Cree Prophecy - "When all the trees have been cut down, when all the animals have been hunted, when all the waters are polluted, when all the air is unsafe to breathe, only then will you discover you cannot eat money." ~~


Wednesday, October 10, 2007

Echo Park

Readers of Michael Connelly’s Hieronymus [Harry] Bosch series will be happy that the 12th in the series Echo Park has now been released in soft cover. And I’m happy to report it’s another great read from cover to cover. Great plot, and the tale moves along rather crisply.

I haven’t had the chance to catch up with Harry over these long summer months, but then Harry isn’t that hard to catch these days, having reached his 60’s and slowing a bit after coming out of retirement. That’s not to say he’s lost his edge though, just that his edge has softened a little, along with his middle and his eyesight.

Echo Park finds Harry back on the job, this time assigned to cold cases division in LAPD’s Open and Unsolved Cases Unit. He begins digging out old cases he personally had never been able to close - one such case that had plagued him for thirteen years – the case of a missing young woman, Marie Gesto. Over the years, Harry had occasionally pulled the file on Gesto fearing it was a murder but never having proof. No evidence and no body to give himself or Maria’s parents closure.

So when Harry learns that a killer, apprehended for several other crimes, has recently confessed to the Marie Gesto murder, he is both stunned and more than a little skeptical.
Harry's brought in to take the man's confession, since he and his former partner Jerry Edgar worked the original case and Harry’s so familiar with the case history.

All appears in order and the man, Raynard Waits, agrees to lead the police team to Gesto's body. But Harry has a bad feeling about this ‘confession’, a feeling that this is all just too tidy. Especially when he learns that the prominent candidate for District Attorney, Rick O'Shea is involved. The name's double entendre shouldn't be lost on anyone.
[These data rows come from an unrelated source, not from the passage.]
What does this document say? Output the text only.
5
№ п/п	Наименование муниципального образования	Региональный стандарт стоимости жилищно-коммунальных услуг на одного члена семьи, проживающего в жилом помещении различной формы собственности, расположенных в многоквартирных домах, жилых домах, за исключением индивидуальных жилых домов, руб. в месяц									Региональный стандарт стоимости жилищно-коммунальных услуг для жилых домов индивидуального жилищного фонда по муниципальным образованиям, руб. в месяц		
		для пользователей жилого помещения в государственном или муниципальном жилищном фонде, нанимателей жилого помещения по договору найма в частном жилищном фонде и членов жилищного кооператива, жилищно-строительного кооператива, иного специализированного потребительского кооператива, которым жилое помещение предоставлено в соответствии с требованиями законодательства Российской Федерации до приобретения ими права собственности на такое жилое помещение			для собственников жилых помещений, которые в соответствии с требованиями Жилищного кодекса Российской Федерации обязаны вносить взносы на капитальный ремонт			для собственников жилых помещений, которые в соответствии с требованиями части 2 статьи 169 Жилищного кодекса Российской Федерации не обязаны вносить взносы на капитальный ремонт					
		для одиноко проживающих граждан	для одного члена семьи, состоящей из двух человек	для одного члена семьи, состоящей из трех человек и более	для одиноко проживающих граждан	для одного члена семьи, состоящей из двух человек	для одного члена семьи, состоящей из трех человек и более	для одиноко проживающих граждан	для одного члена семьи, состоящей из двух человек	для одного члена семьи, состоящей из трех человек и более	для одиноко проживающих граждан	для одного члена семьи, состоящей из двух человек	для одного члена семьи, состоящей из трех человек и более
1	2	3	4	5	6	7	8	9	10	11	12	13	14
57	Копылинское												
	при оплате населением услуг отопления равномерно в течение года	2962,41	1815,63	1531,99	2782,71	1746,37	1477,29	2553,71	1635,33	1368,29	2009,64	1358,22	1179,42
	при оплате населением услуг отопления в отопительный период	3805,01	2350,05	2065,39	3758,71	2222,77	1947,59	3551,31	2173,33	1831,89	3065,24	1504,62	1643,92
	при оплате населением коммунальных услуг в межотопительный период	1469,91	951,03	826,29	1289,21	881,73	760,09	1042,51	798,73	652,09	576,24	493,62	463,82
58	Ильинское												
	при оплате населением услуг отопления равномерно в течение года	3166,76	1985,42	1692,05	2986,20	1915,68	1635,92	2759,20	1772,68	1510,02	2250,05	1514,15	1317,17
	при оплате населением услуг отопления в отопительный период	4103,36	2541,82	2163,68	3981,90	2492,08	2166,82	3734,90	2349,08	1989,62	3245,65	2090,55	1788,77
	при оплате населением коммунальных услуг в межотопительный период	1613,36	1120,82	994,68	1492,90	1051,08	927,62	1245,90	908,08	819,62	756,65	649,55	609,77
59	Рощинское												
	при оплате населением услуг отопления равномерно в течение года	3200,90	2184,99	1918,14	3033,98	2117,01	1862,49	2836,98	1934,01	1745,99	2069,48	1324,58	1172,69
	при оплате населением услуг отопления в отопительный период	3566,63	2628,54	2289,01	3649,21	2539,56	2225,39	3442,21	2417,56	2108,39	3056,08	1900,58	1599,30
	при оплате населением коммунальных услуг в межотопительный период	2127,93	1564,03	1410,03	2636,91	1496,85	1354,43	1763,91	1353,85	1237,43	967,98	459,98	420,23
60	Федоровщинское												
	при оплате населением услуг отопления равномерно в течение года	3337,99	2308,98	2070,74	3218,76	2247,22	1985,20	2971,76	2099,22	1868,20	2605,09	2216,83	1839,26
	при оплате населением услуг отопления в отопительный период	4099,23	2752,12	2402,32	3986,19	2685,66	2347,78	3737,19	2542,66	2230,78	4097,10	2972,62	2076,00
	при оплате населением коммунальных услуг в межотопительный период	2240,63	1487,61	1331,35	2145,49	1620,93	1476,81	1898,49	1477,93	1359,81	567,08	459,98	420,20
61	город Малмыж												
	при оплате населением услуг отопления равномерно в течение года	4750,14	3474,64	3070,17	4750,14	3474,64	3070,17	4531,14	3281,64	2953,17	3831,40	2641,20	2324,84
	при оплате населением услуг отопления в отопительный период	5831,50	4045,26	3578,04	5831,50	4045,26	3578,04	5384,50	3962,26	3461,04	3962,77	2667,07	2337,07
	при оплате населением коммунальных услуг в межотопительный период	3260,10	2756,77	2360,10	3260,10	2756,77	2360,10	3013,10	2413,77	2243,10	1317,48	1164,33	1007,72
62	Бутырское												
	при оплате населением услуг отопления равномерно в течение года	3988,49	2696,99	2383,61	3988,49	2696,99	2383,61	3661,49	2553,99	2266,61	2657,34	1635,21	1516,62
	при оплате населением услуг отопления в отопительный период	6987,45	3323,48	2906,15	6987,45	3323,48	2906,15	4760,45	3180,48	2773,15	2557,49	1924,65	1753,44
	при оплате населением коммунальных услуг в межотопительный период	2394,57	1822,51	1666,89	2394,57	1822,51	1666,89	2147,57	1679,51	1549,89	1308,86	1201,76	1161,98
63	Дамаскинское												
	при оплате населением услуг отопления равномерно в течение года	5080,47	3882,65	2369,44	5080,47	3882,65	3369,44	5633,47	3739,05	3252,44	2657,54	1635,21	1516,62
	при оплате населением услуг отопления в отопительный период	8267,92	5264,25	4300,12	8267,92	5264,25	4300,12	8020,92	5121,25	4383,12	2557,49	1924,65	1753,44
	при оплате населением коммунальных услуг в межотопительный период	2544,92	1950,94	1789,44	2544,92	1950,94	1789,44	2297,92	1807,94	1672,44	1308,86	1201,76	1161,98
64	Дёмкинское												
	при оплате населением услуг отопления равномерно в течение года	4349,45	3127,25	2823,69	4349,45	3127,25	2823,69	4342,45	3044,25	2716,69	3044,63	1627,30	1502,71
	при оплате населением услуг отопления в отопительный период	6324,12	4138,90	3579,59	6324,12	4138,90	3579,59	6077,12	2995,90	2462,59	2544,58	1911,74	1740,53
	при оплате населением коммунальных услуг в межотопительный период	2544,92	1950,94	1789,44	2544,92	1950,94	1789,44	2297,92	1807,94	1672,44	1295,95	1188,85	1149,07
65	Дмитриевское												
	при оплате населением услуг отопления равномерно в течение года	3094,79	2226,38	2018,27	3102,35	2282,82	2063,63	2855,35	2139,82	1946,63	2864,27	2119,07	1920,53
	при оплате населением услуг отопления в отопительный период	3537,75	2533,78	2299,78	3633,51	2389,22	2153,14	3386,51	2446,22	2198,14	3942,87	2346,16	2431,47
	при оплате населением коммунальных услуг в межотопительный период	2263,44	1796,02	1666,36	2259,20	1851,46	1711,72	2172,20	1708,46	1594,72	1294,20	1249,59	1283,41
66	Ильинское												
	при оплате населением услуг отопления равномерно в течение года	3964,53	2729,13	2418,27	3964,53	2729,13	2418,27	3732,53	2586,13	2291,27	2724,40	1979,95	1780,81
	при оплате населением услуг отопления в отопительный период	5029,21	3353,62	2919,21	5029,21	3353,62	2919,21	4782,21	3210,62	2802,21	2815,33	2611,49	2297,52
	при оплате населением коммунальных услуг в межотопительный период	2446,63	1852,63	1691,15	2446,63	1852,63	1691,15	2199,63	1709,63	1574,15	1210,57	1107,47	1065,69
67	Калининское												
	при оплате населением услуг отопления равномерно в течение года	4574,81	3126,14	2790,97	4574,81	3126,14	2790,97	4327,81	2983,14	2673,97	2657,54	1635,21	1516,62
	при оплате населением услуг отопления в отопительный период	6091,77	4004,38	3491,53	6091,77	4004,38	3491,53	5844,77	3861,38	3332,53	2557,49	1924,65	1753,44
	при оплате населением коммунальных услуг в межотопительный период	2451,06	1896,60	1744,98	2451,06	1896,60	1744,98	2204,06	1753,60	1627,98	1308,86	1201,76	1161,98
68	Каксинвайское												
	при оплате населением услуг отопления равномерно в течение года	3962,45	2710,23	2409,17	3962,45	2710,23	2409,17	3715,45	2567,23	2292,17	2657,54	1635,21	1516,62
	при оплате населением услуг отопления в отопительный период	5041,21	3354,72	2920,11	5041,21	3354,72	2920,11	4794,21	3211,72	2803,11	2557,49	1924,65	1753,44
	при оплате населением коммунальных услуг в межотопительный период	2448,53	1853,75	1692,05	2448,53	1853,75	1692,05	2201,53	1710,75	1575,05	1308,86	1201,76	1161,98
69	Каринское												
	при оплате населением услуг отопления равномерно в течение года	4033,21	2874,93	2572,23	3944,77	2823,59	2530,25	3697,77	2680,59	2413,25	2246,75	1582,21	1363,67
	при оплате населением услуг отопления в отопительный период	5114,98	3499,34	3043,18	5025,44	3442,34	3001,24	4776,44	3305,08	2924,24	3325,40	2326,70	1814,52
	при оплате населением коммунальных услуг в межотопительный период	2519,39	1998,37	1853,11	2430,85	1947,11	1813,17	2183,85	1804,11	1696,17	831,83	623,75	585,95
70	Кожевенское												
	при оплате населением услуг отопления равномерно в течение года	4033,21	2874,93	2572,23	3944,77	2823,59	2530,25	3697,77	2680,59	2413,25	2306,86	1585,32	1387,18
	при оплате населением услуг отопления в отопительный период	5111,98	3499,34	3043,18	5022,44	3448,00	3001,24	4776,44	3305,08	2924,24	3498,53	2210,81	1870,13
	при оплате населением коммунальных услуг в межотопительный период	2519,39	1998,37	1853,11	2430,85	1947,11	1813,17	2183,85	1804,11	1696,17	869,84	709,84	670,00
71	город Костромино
To make matters worse, it is pointed out by one of the investigators of the reopened case, that Harry and his partner had originally dropped the ball and missed a critical clue which allowed the killer to go free and leading Harry to believe he could have cracked the case and prevented the girl’s death back then if he’d done his job right. It would have also meant stopping her killer from taking the nine additional victims that followed her being killed as well.

Harry’s faith in himself is now shaken to the core and he’s determined to make up for that past mistake. What he doesn’t count on is that prominent people associated with the crime are corrupt and he can trust no-one, whether they’re in law enforcement or not.

There is a lot for readers to enjoy about this book, though some new to the Harry Bosch series may feel like they’ve been dropped into the middle of an intimate conversation. But they can still enjoy the story because the conversations and flash-backs make it all clear relatively quick. What I like about the series, this book not withstanding, is that Connelly tells things so believably. He describes accurately the unglamorous side of the investigation, the dreary paperwork and reading of reports and files. Even with all this, however, it is so well-written that it doesn’t shortchange the reader on anything. There’s lots of drama - heinous acts and a gun fight or two – body pieces in trash bags and underground dens of iniquity…plus close partnerships and returning loves. And more than a few exciting plot twists. What's not to like about this book?